Making ends meet

by Peter Twitchell

We were all limited in our income – those of us with big families. I had a family of five and I worked three jobs for 50 years. My regular job, custodial in the evenings, driving cabs on the weekends, and calling bingo. And when I was young I could work to make ends meet. That’s how it is when you have a one income family.

It’s a sacrifice to make sure your family isn’t hungry in order to keep our children healthy and happy.

I came from a family of workers – my grandfather on my dad’s side was a gold miner. He never struck it rich back in the 1800s, it was a tough life living in the frigid cold and lacking proper equipment and resources to live a healthy life. But people like my grandfather and John Samuelson delivered mail. They crisscrossed Alaska my grandfather and his dog team went from Flat, Alaska to Tununak, Saint Michael to the Bristol Bay trading dry goods, guns, ammo. Later in his life Grandad depended on homegrown gardens to supplement his food and herded reindeer in the Takotna area.

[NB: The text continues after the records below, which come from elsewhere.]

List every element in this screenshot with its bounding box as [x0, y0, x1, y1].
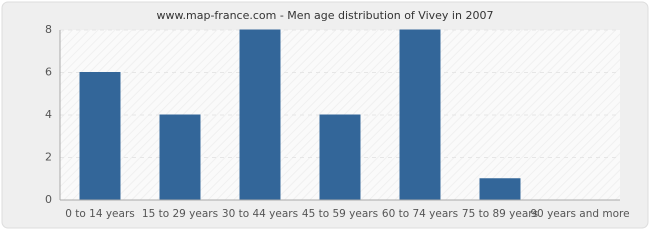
- y-tick-label: 8: [45, 23, 52, 36]
- x-tick-label: 0 to 14 years: [65, 208, 135, 220]
- y-tick-label: 2: [45, 151, 52, 164]
- x-tick-label: 60 to 74 years: [382, 208, 458, 220]
- bar: [319, 114, 361, 201]
- x-tick-label: 15 to 29 years: [142, 208, 218, 220]
- x-tick-label: 45 to 59 years: [302, 208, 378, 220]
- y-tick-label: 0: [45, 193, 52, 206]
- bar: [399, 29, 441, 201]
- x-tick-label: 75 to 89 years: [462, 208, 538, 220]
- chart-title: www.map-france.com - Men age distributio…: [157, 9, 494, 22]
- bar: [159, 114, 201, 201]
- x-tick-label: 90 years and more: [530, 208, 629, 220]
- y-tick-label: 4: [45, 108, 52, 121]
- page: www.map-france.com - Men age distributio…: [0, 0, 650, 230]
- bar: [479, 178, 521, 201]
- y-tick-label: 6: [45, 66, 52, 79]
- bar: [79, 72, 121, 201]
- bar: [239, 29, 281, 201]
- chart: www.map-france.com - Men age distributio…: [1, 1, 649, 229]
- x-tick-label: 30 to 44 years: [222, 208, 298, 220]
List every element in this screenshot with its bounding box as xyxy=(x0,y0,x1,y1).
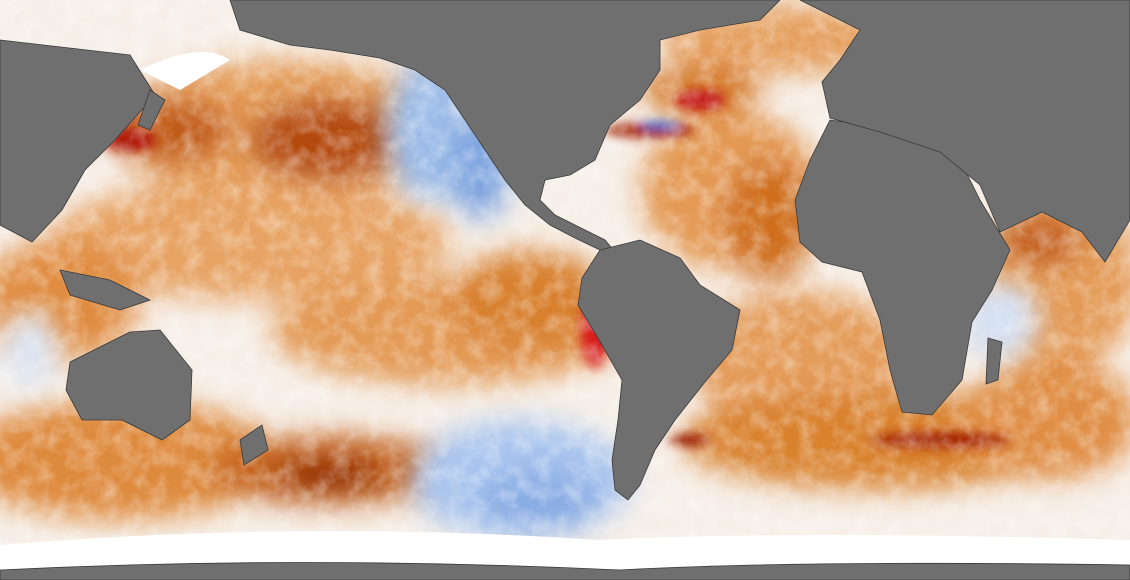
land xyxy=(0,0,1130,580)
anomaly-map xyxy=(0,0,1130,580)
page xyxy=(0,0,1130,580)
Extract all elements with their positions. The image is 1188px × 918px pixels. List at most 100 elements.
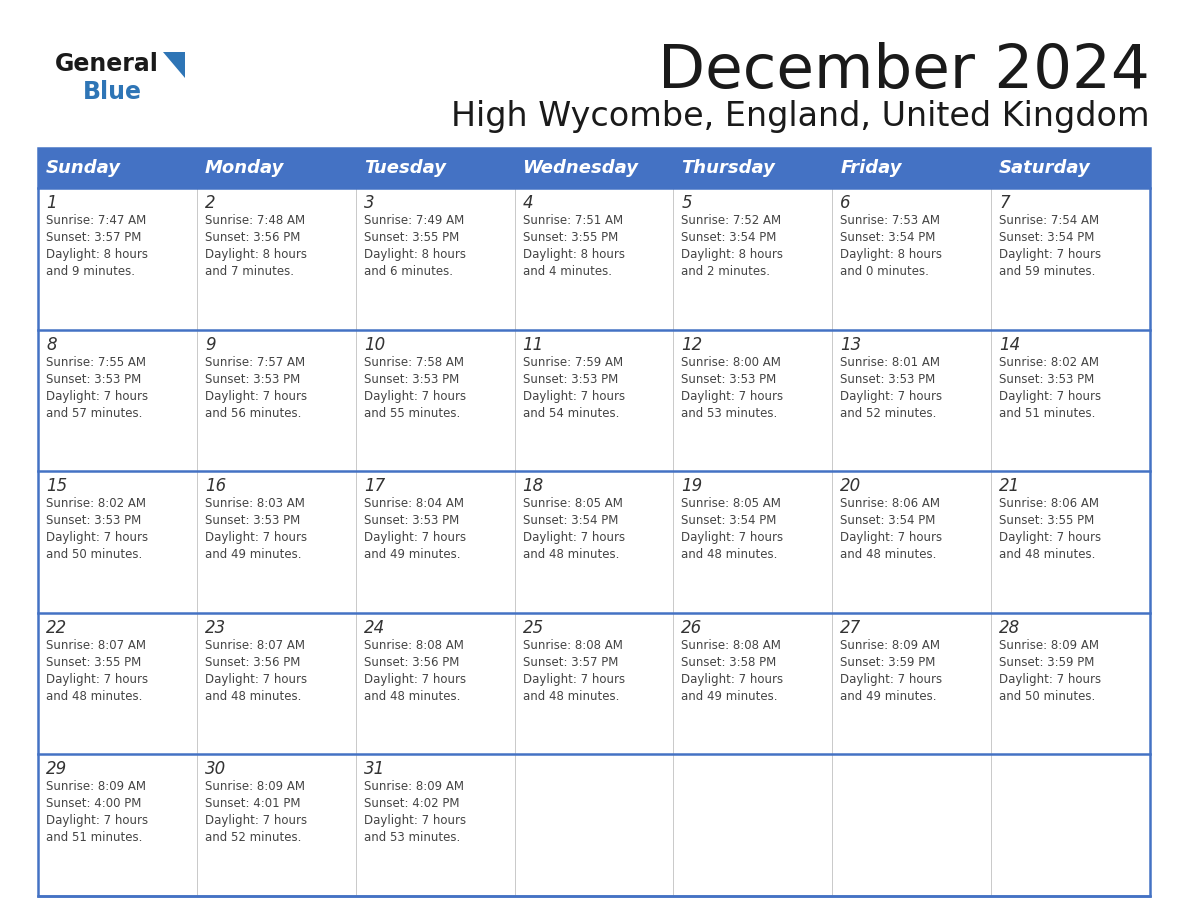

Towards the end of his life. My dad David Adams Twitchell was in the third army in World War II with General Patton in the European theater. Dad came home with a Purple Heart and a Bronze Star.

My dad after the War years lived in Bethel and worked at the hospital. He started the Twitchell Mercantile general store, fished in the Bristol Bay with Oscar Larson of Napakiak in the summer, and Dad and his life partner and best friend trapped for mink and land otters in Baird Inlet three months out of the winter and sold their pelts to Apple Bum in Seattle.

He always mailed his pouch through the post office and then in return earned $4000 in the early years of trapping that carried him and Mom and me through the winter.

I was proud of Dad and followed his footsteps in servitude to the community of Bethel. People aren’t hardy like that anymore but some still trap to this day.

We’ve lacked an economic base in the Bethel area for a long time. We’ve been overregulated in the Yukon Kuskokwim region for the last 71 years and today our fisheries have been reduced, taken over by the deep-sea fishery where I believe regulations should have been in place and not waste thousands and thousands of pounds of salmon caught in the ocean.

Our salmon fishery in the Yukon and Kuskokwim has been reduced and fish racks were empty for many people this past summer. Meaning less and less subsistence food from the ocean, land, and air for our people in southwestern Alaska. We no longer had an economic base before Donlin/Nova Gold was on the horizon.

I could not retire in Bethel and live there any more due to the high cost of living in rural Alaska where our store bought food is flown in. I had to move to Anchorage and the Mat-Su Valley where there is a lot of competition and grocery stores making food affordable in my retirement years.

Lastly, I want to thank Creator God for taking care of all of us in our old age and during the COVID epidemic. He said, “Give thanks for everything”. Quyana.